The variables we need to answer this question have already been used in this module so there is probably no need to look them up. We will use incmon and satisfie. Answering this question proceeds in steps. The first step is to figure out the median level of household income. To do this you could type:
sum incmon, detail
monthly gross pay
-------------------------------------------------------------
Percentiles Smallest
1% 0 0
5% 8 0
10% 120 0 Obs 636
25% 320 0 Sum of Wgt. 636
50% 879.5 Mean 1585.805
Largest Std.

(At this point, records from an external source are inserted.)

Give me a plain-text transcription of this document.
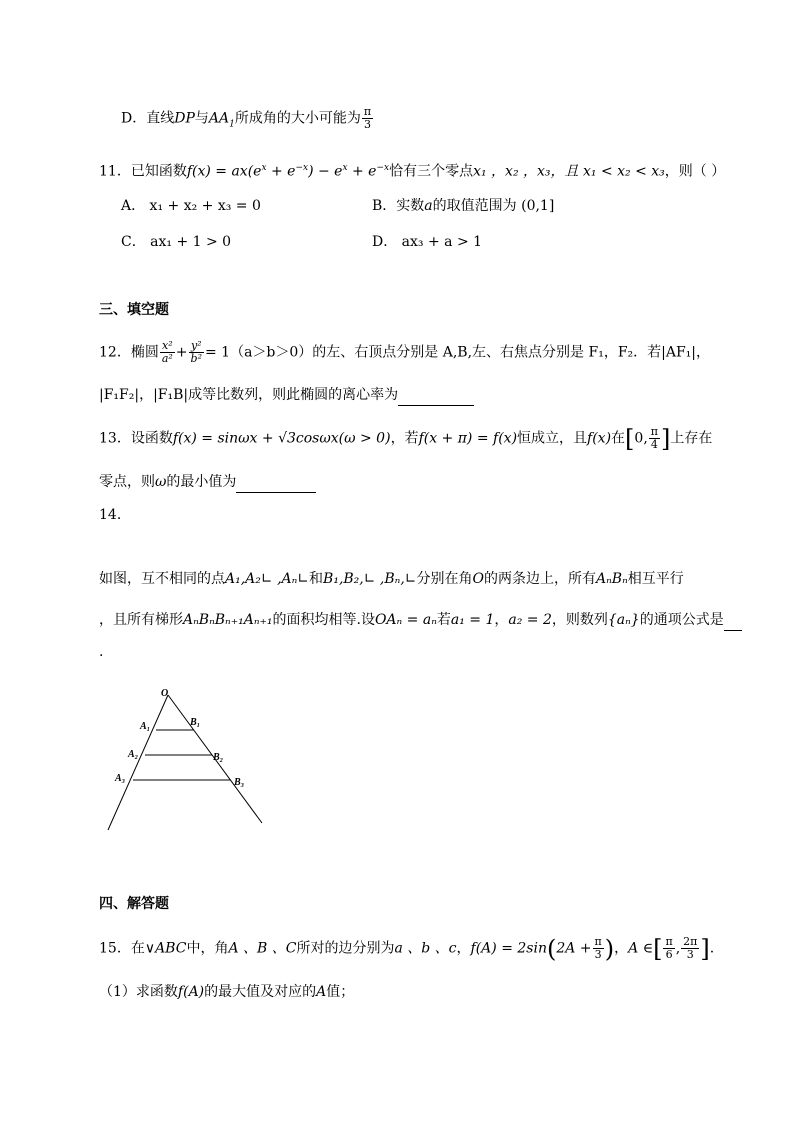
D．直线DP与$AA_1$所成角的大小可能为 $\frac{\pi}{3}$
11．已知函数$f(x) = ax(e^x + e^{-x}) - e^x + e^{-x}$恰有三个零点x₁ ，x₂ ，x₃，且 x₁ < x₂ < x₃，则（ ）
A． x₁ + x₂ + x₃ = 0	B．实数a的取值范围为 (0,1]
C． ax₁ + 1 > 0	D． ax₃ + a > 1
三、填空题
12．椭圆 $\frac{\text{x²}}{\text{a²}} + \frac{\text{y²}}{\text{b²}} = 1(a>b>0)$的左、右顶点分别是 A,B,左、右焦点分别是 F₁，F₂．若|AF₁|，
|F₁F₂|，|F₁B|成等比数列，则此椭圆的离心率为
13．设函数f(x) = sinωx + √3cosωx(ω > 0)，若f(x + π) = f(x)恒成立，且f(x)在[0, $\frac{\pi}{4}$ ]上存在
零点，则ω的最小值为
14．
如图，互不相同的点A₁,A₂∟ ,Aₙ∟和B₁,B₂,∟ ,Bₙ,∟分别在角O的两条边上，所有AₙBₙ相互平行
，且所有梯形AₙBₙBₙ₊₁Aₙ₊₁的面积均相等.设OAₙ = aₙ若a₁ = 1，a₂ = 2，则数列{aₙ}的通项公式是
.
O
A₁	B₁
A₂	B₂
A₃	B₃
四、解答题
15．在∨ABC中，角A 、B 、C所对的边分别为a 、b 、c，$f(A) = 2\sin(2A + \frac{\pi}{3}$ )，A ∈[ $\frac{\pi}{6}$ , $\frac{2\pi}{3}$ ].
（1）求函数f(A)的最大值及对应的A值；
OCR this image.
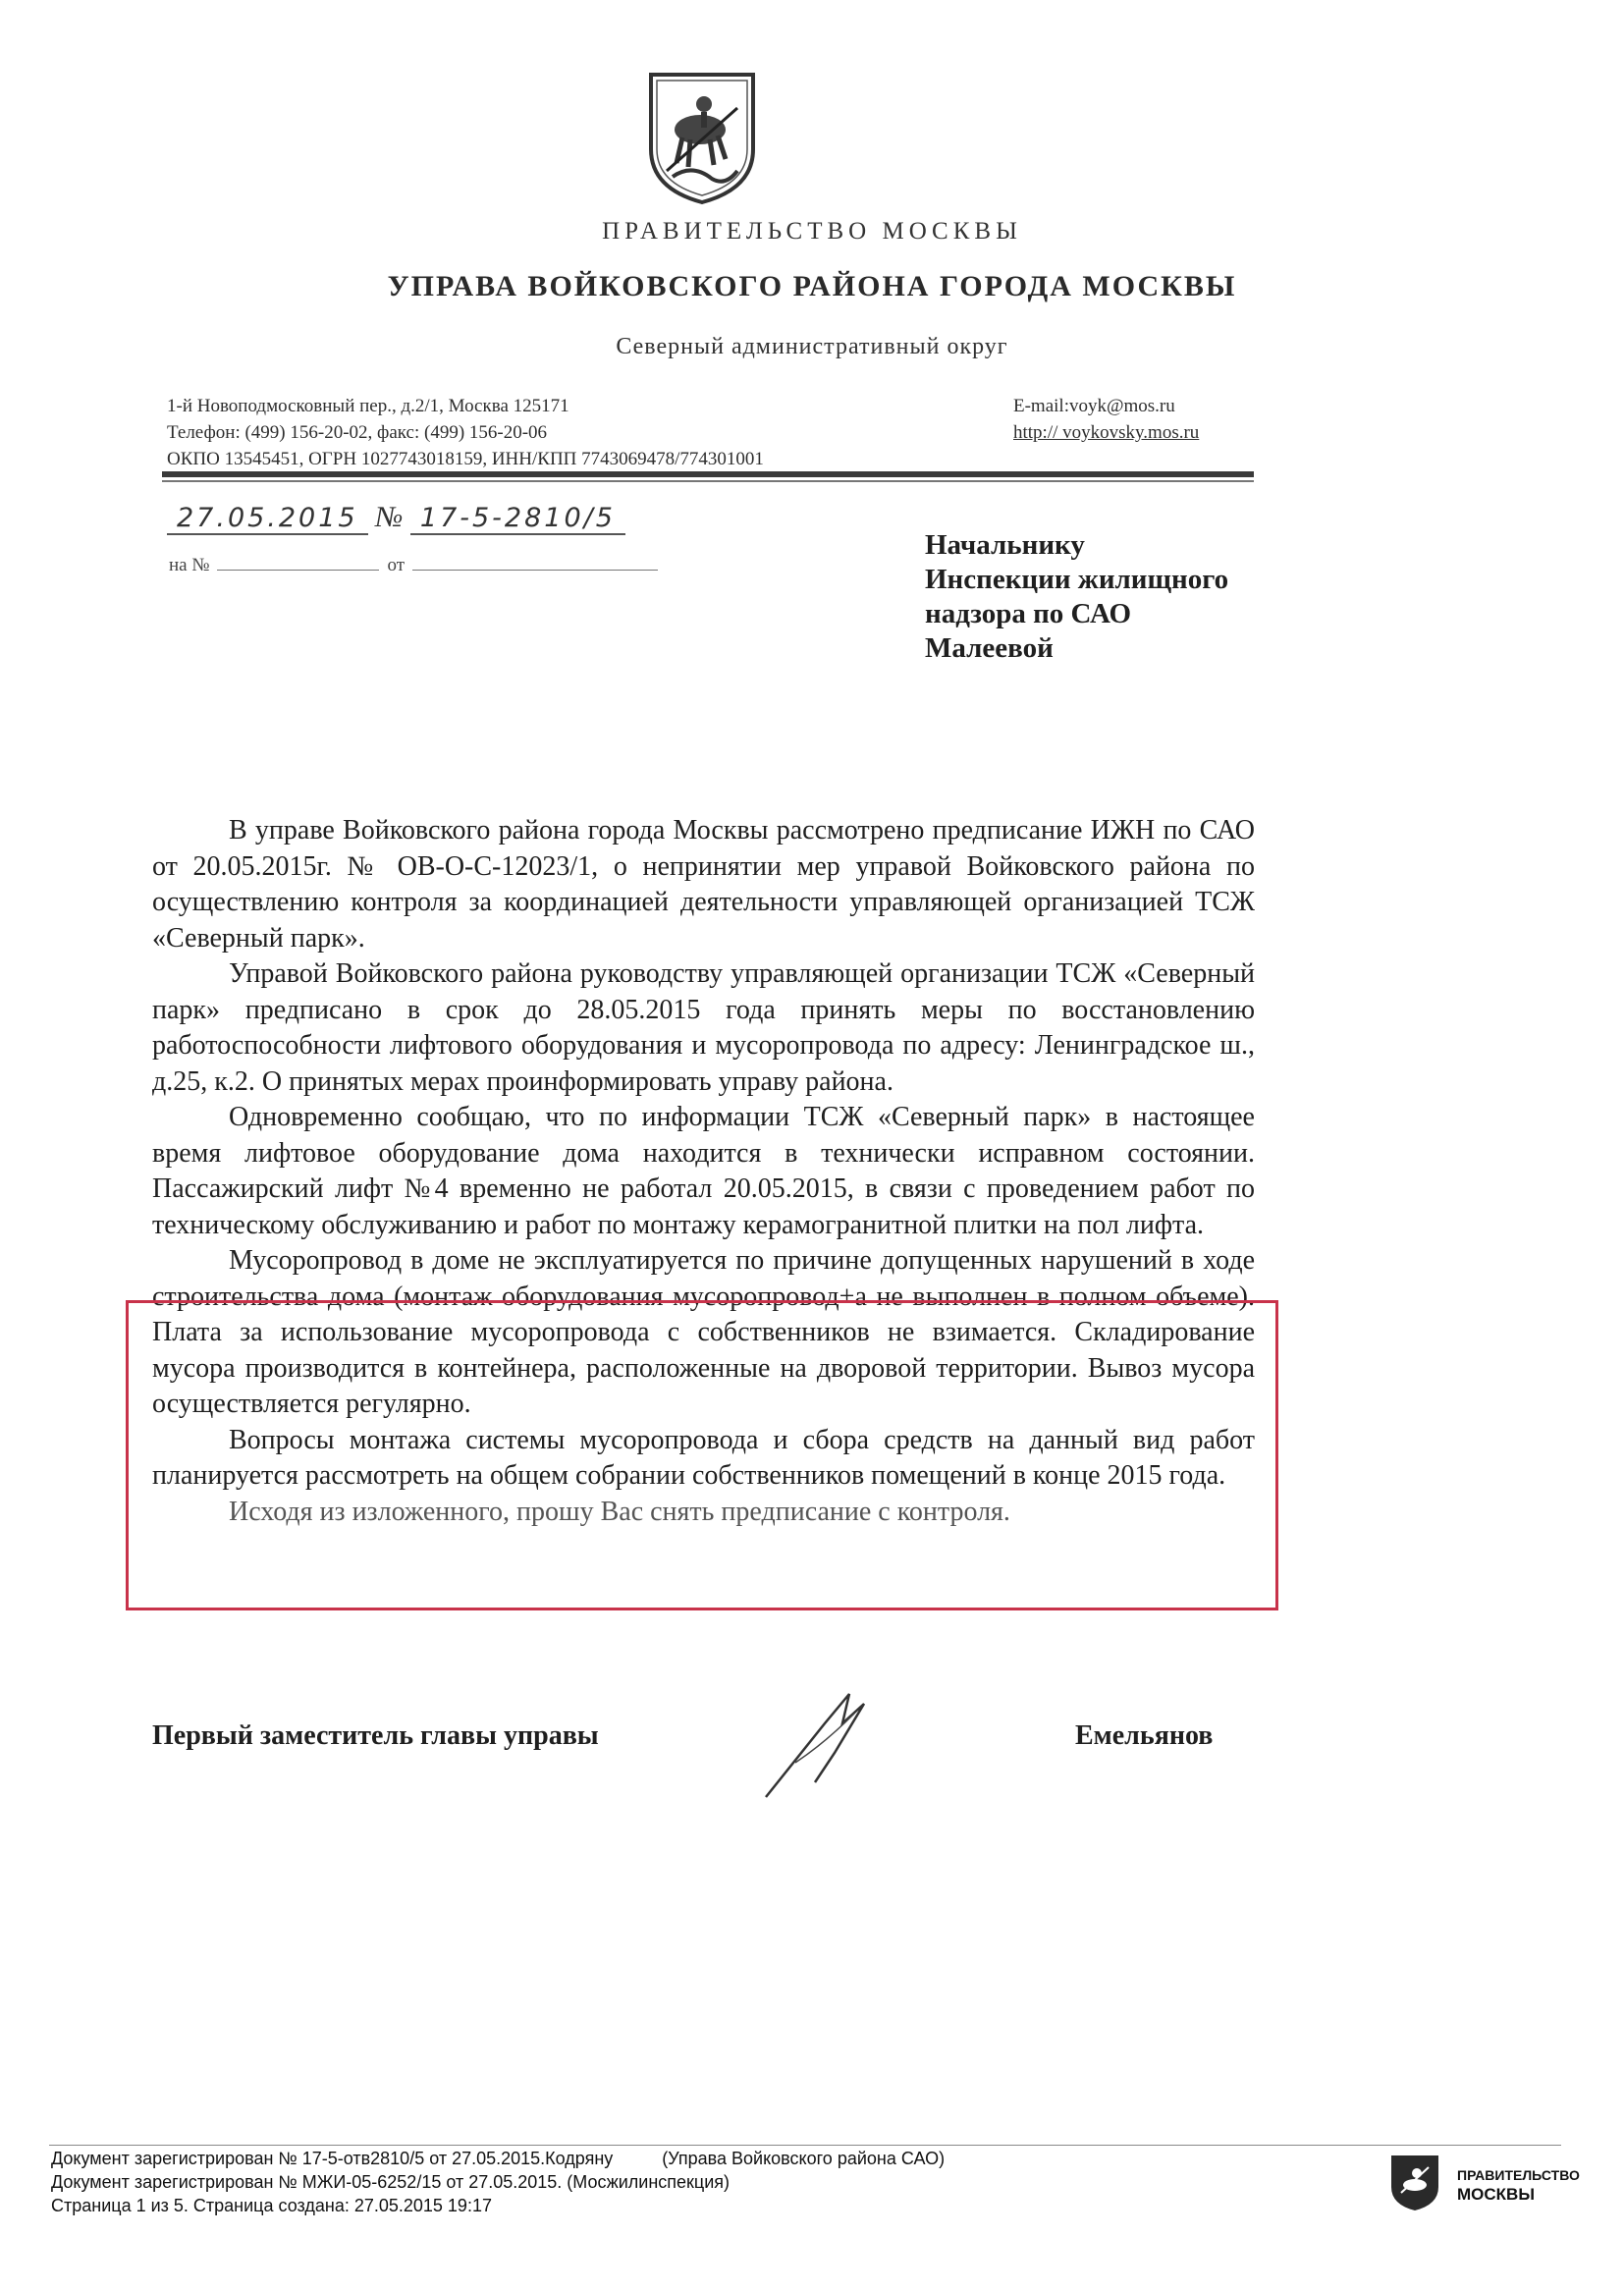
ПРАВИТЕЛЬСТВО МОСКВЫ
УПРАВА ВОЙКОВСКОГО РАЙОНА ГОРОДА МОСКВЫ
Северный административный округ
1-й Новоподмосковный пер., д.2/1, Москва 125171
Телефон: (499) 156-20-02, факс: (499) 156-20-06
ОКПО 13545451, ОГРН 1027743018159, ИНН/КПП 7743069478/774301001
E-mail:voyk@mos.ru
http:// voykovsky.mos.ru
27.05.2015 № 17-5-2810/5
на №	от
Начальнику
Инспекции жилищного
надзора по САО
Малеевой

В управе Войковского района города Москвы рассмотрено предписание ИЖН по САО от 20.05.2015г. № ОВ-О-С-12023/1, о непринятии мер управой Войковского района по осуществлению контроля за координацией деятельности управляющей организацией ТСЖ «Северный парк».

Управой Войковского района руководству управляющей организации ТСЖ «Северный парк» предписано в срок до 28.05.2015 года принять меры по восстановлению работоспособности лифтового оборудования и мусоропровода по адресу: Ленинградское ш., д.25, к.2. О принятых мерах проинформировать управу района.

Одновременно сообщаю, что по информации ТСЖ «Северный парк» в настоящее время лифтовое оборудование дома находится в технически исправном состоянии. Пассажирский лифт №4 временно не работал 20.05.2015, в связи с проведением работ по техническому обслуживанию и работ по монтажу керамогранитной плитки на пол лифта.

Мусоропровод в доме не эксплуатируется по причине допущенных нарушений в ходе строительства дома (монтаж оборудования мусоропровод+а не выполнен в полном объеме). Плата за использование мусоропровода с собственников не взимается. Складирование мусора производится в контейнера, расположенные на дворовой территории. Вывоз мусора осуществляется регулярно.

Вопросы монтажа системы мусоропровода и сбора средств на данный вид работ планируется рассмотреть на общем собрании собственников помещений в конце 2015 года.

Исходя из изложенного, прошу Вас снять предписание с контроля.

Первый заместитель главы управы	Емельянов
Документ зарегистрирован № 17-5-отв2810/5 от 27.05.2015.Кодряну          (Управа Войковского района САО)
Документ зарегистрирован № МЖИ-05-6252/15 от 27.05.2015. (Мосжилинспекция)
Страница 1 из 5. Страница создана: 27.05.2015 19:17
ПРАВИТЕЛЬСТВО
МОСКВЫ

Dev. 2106.602
75% 1950 12000
90% 3939 15000 Variance 4437771
95% 6000 15000 Skewness 2.976268
99% 10000 16400 Kurtosis 14.93181
to learn that the median level of income is 879.5 Rand.
Then we can investigate the mean of satisfie. However, we have to be careful
that satisfie is household level variable. Thus we need to create new variable
that shows only one value per household to eliminate the household size bias.
We can create the new variable using [_n]:
gen satisfi2=satisfie if hhid[_n] ~= hhid[_n-1]
Now, let's find out what the means are.
means satisfi2 if incmon >= 879.5 & incmon ~= .
Variable | Type Obs Mean [95% Conf. Interval]
---------+----------------------------------------------------------
satisfi2 | Arithmetic 266 2.879699 2.725533 3.033866
| Geometric 266 2.586001 2.440213 2.740498
| Harmonic 266 2.294422 2.157769 2.449554
---------+----------------------------------------------------------
means satisfi2 if incmon < 879.5 & incmon ~= .
Variable | Type Obs Mean [95% Conf. Interval]
---------+----------------------------------------------------------
satisfi2 | Arithmetic 234 3.222222 3.037661 3.406783
| Geometric 228 3.035702 2.85658 3.226055
| Harmonic 228 2.686567 2.499823 2.903465
---------+----------------------------------------------------------
We see that the average level of satisfaction among the top half of group is 2.87 while that of the bottom half is 3.22. What does these number imply? For example, tabulate will show values. It seems like the richer half are more satisfied.
Lastly, it would be natural to first type:
means satisfie if incmon >= 879.5
means satisfie if incmon < 879.5
If you did this, STATA will count missing observations as being above the median level, and the result would be biased by the household sizes. It is always a good idea to use list and check if a variable we are using is household level or individual level.